The opening paragraph (by Maish R Nichani) is (with my emphasis):

Here are my thoughts on the current discussion between focusing on tasks and focusing on information in an e-learning course. Amy Gahran points out that a task-oriented approach is more effective in most e-learning than an information oriented approach. My point is that a decision-making or an execution-based approach is even better. Decisions are what business organizations are about. The need to perform a task or to acquire information really depends on the decision you are trying to make. Thus, know-how is equally important as know-why or know-what, it really depends on the decision.

The rest of the post tells a convincing approach to more effective e-learning.

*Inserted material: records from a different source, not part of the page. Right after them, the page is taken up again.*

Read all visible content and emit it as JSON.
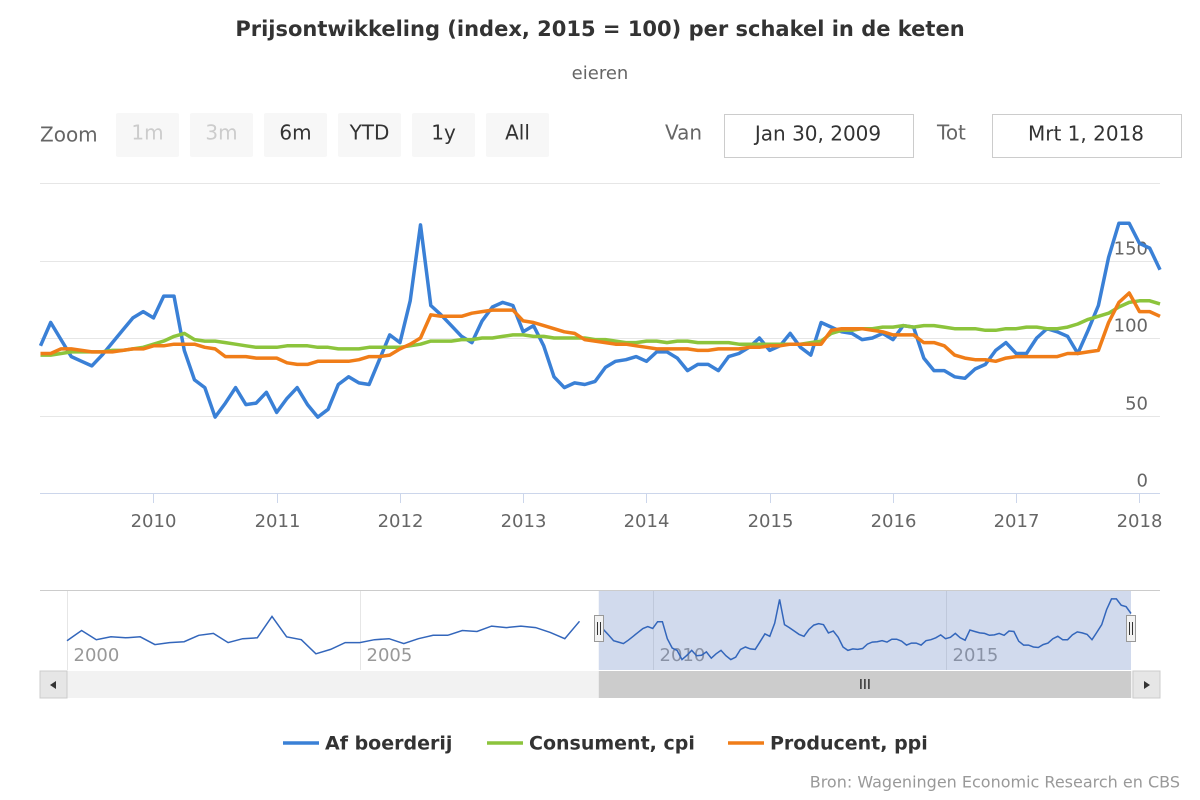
{
  "chart_data": {
    "type": "line",
    "title": "Prijsontwikkeling (index, 2015 = 100) per schakel in de keten",
    "subtitle": "eieren",
    "range_selector": {
      "zoom_label": "Zoom",
      "buttons": [
        {
          "text": "1m",
          "enabled": false
        },
        {
          "text": "3m",
          "enabled": false
        },
        {
          "text": "6m",
          "enabled": true
        },
        {
          "text": "YTD",
          "enabled": true
        },
        {
          "text": "1y",
          "enabled": true
        },
        {
          "text": "All",
          "enabled": true
        }
      ],
      "from_label": "Van",
      "from": "Jan 30, 2009",
      "to_label": "Tot",
      "to": "Mrt 1, 2018"
    },
    "x": [
      "2009-02",
      "2009-03",
      "2009-04",
      "2009-05",
      "2009-06",
      "2009-07",
      "2009-08",
      "2009-09",
      "2009-10",
      "2009-11",
      "2009-12",
      "2010-01",
      "2010-02",
      "2010-03",
      "2010-04",
      "2010-05",
      "2010-06",
      "2010-07",
      "2010-08",
      "2010-09",
      "2010-10",
      "2010-11",
      "2010-12",
      "2011-01",
      "2011-02",
      "2011-03",
      "2011-04",
      "2011-05",
      "2011-06",
      "2011-07",
      "2011-08",
      "2011-09",
      "2011-10",
      "2011-11",
      "2011-12",
      "2012-01",
      "2012-02",
      "2012-03",
      "2012-04",
      "2012-05",
      "2012-06",
      "2012-07",
      "2012-08",
      "2012-09",
      "2012-10",
      "2012-11",
      "2012-12",
      "2013-01",
      "2013-02",
      "2013-03",
      "2013-04",
      "2013-05",
      "2013-06",
      "2013-07",
      "2013-08",
      "2013-09",
      "2013-10",
      "2013-11",
      "2013-12",
      "2014-01",
      "2014-02",
      "2014-03",
      "2014-04",
      "2014-05",
      "2014-06",
      "2014-07",
      "2014-08",
      "2014-09",
      "2014-10",
      "2014-11",
      "2014-12",
      "2015-01",
      "2015-02",
      "2015-03",
      "2015-04",
      "2015-05",
      "2015-06",
      "2015-07",
      "2015-08",
      "2015-09",
      "2015-10",
      "2015-11",
      "2015-12",
      "2016-01",
      "2016-02",
      "2016-03",
      "2016-04",
      "2016-05",
      "2016-06",
      "2016-07",
      "2016-08",
      "2016-09",
      "2016-10",
      "2016-11",
      "2016-12",
      "2017-01",
      "2017-02",
      "2017-03",
      "2017-04",
      "2017-05",
      "2017-06",
      "2017-07",
      "2017-08",
      "2017-09",
      "2017-10",
      "2017-11",
      "2017-12",
      "2018-01",
      "2018-02",
      "2018-03"
    ],
    "series": [
      {
        "name": "Af boerderij",
        "color": "#3a80d6",
        "values": [
          95,
          110,
          99,
          88,
          85,
          82,
          89,
          97,
          105,
          113,
          117,
          113,
          127,
          127,
          92,
          73,
          68,
          49,
          58,
          68,
          57,
          58,
          65,
          52,
          61,
          68,
          57,
          49,
          54,
          70,
          75,
          71,
          70,
          86,
          102,
          97,
          124,
          173,
          121,
          115,
          108,
          101,
          97,
          111,
          120,
          123,
          121,
          104,
          108,
          95,
          75,
          68,
          71,
          70,
          72,
          81,
          85,
          86,
          88,
          85,
          91,
          91,
          87,
          79,
          83,
          83,
          79,
          88,
          90,
          94,
          100,
          92,
          95,
          103,
          94,
          89,
          110,
          107,
          104,
          103,
          99,
          100,
          103,
          99,
          108,
          107,
          87,
          79,
          79,
          75,
          74,
          80,
          83,
          92,
          97,
          90,
          90,
          100,
          106,
          104,
          101,
          90,
          105,
          121,
          152,
          174,
          174,
          161,
          158,
          144
        ]
      },
      {
        "name": "Consument, cpi",
        "color": "#8cc43c",
        "values": [
          89,
          89,
          90,
          91,
          91,
          91,
          91,
          92,
          92,
          93,
          94,
          96,
          98,
          101,
          103,
          99,
          98,
          98,
          97,
          96,
          95,
          94,
          94,
          94,
          95,
          95,
          95,
          94,
          94,
          93,
          93,
          93,
          94,
          94,
          94,
          94,
          95,
          96,
          98,
          98,
          98,
          99,
          99,
          100,
          100,
          101,
          102,
          102,
          101,
          101,
          100,
          100,
          100,
          100,
          99,
          99,
          98,
          97,
          97,
          98,
          98,
          97,
          98,
          98,
          97,
          97,
          97,
          97,
          96,
          96,
          96,
          96,
          96,
          96,
          96,
          97,
          98,
          103,
          105,
          105,
          106,
          106,
          107,
          107,
          108,
          107,
          108,
          108,
          107,
          106,
          106,
          106,
          105,
          105,
          106,
          106,
          107,
          107,
          106,
          106,
          107,
          109,
          112,
          114,
          116,
          120,
          123,
          124,
          124,
          122
        ]
      },
      {
        "name": "Producent, ppi",
        "color": "#f07d18",
        "values": [
          90,
          90,
          93,
          93,
          92,
          91,
          91,
          91,
          92,
          93,
          93,
          95,
          95,
          96,
          96,
          96,
          94,
          93,
          88,
          88,
          88,
          87,
          87,
          87,
          84,
          83,
          83,
          85,
          85,
          85,
          85,
          86,
          88,
          88,
          89,
          93,
          96,
          100,
          115,
          114,
          114,
          114,
          116,
          117,
          118,
          118,
          118,
          111,
          110,
          108,
          106,
          104,
          103,
          99,
          98,
          97,
          96,
          96,
          95,
          94,
          93,
          93,
          93,
          93,
          92,
          92,
          93,
          93,
          93,
          94,
          94,
          95,
          95,
          96,
          96,
          96,
          96,
          105,
          106,
          106,
          106,
          105,
          104,
          102,
          102,
          102,
          97,
          97,
          95,
          89,
          87,
          86,
          86,
          85,
          87,
          88,
          88,
          88,
          88,
          88,
          90,
          90,
          91,
          92,
          110,
          123,
          129,
          117,
          117,
          114
        ]
      }
    ],
    "xlim": [
      "2009-01-30",
      "2018-03-01"
    ],
    "xticks": [
      2010,
      2011,
      2012,
      2013,
      2014,
      2015,
      2016,
      2017,
      2018
    ],
    "ylim": [
      0,
      200
    ],
    "yticks": [
      0,
      50,
      100,
      150
    ],
    "grid": true,
    "navigator": {
      "x": [
        "2000-01",
        "2000-04",
        "2000-07",
        "2000-10",
        "2001-01",
        "2001-04",
        "2001-07",
        "2001-10",
        "2002-01",
        "2002-04",
        "2002-07",
        "2002-10",
        "2003-01",
        "2003-04",
        "2003-07",
        "2003-10",
        "2004-01",
        "2004-04",
        "2004-07",
        "2004-10",
        "2005-01",
        "2005-04",
        "2005-07",
        "2005-10",
        "2006-01",
        "2006-04",
        "2006-07",
        "2006-10",
        "2007-01",
        "2007-04",
        "2007-07",
        "2007-10",
        "2008-01",
        "2008-04",
        "2008-07",
        "2008-10"
      ],
      "values": [
        88,
        109,
        90,
        96,
        94,
        96,
        80,
        84,
        86,
        99,
        103,
        84,
        92,
        94,
        138,
        96,
        90,
        61,
        70,
        84,
        84,
        90,
        92,
        82,
        92,
        99,
        99,
        109,
        107,
        118,
        115,
        118,
        115,
        105,
        92,
        128
      ],
      "xlim": [
        "2000-01",
        "2018-03-01"
      ],
      "ylim": [
        40,
        180
      ],
      "xticks": [
        2000,
        2005,
        2010,
        2015
      ]
    },
    "legend": "bottom",
    "credits": "Bron: Wageningen Economic Research en CBS"
  }
}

My reflection on this is why we only think in terms of tasks and information. A memorable, life-changing experience is not necessarily tasks nor information oriented. We, human, are blessed by our ability to learn from first person, simulated, second person and third person experience. The effectiveness of delivering an experience by narration depends on how well the story-teller can relate to the previous experience of the listener, in order to really triggers the links between the narrative and the existing base of experience of the listener. In many ways, narrative is still a uni-directional delivery. Tasks require operationally measurable output which may, or may not, reflect the rationale of doing the task in a certain way.

The author has used a very good title in the post "rich e-learning experiences". Rich experience implies a blended, clever and effective use of information and tasks. E-learning is about two or many directional exchange of ideas. When all the learners (or trainees) are exchanging meaningful stories related to the theme of the training, I would say we have a rich e-learning experiences.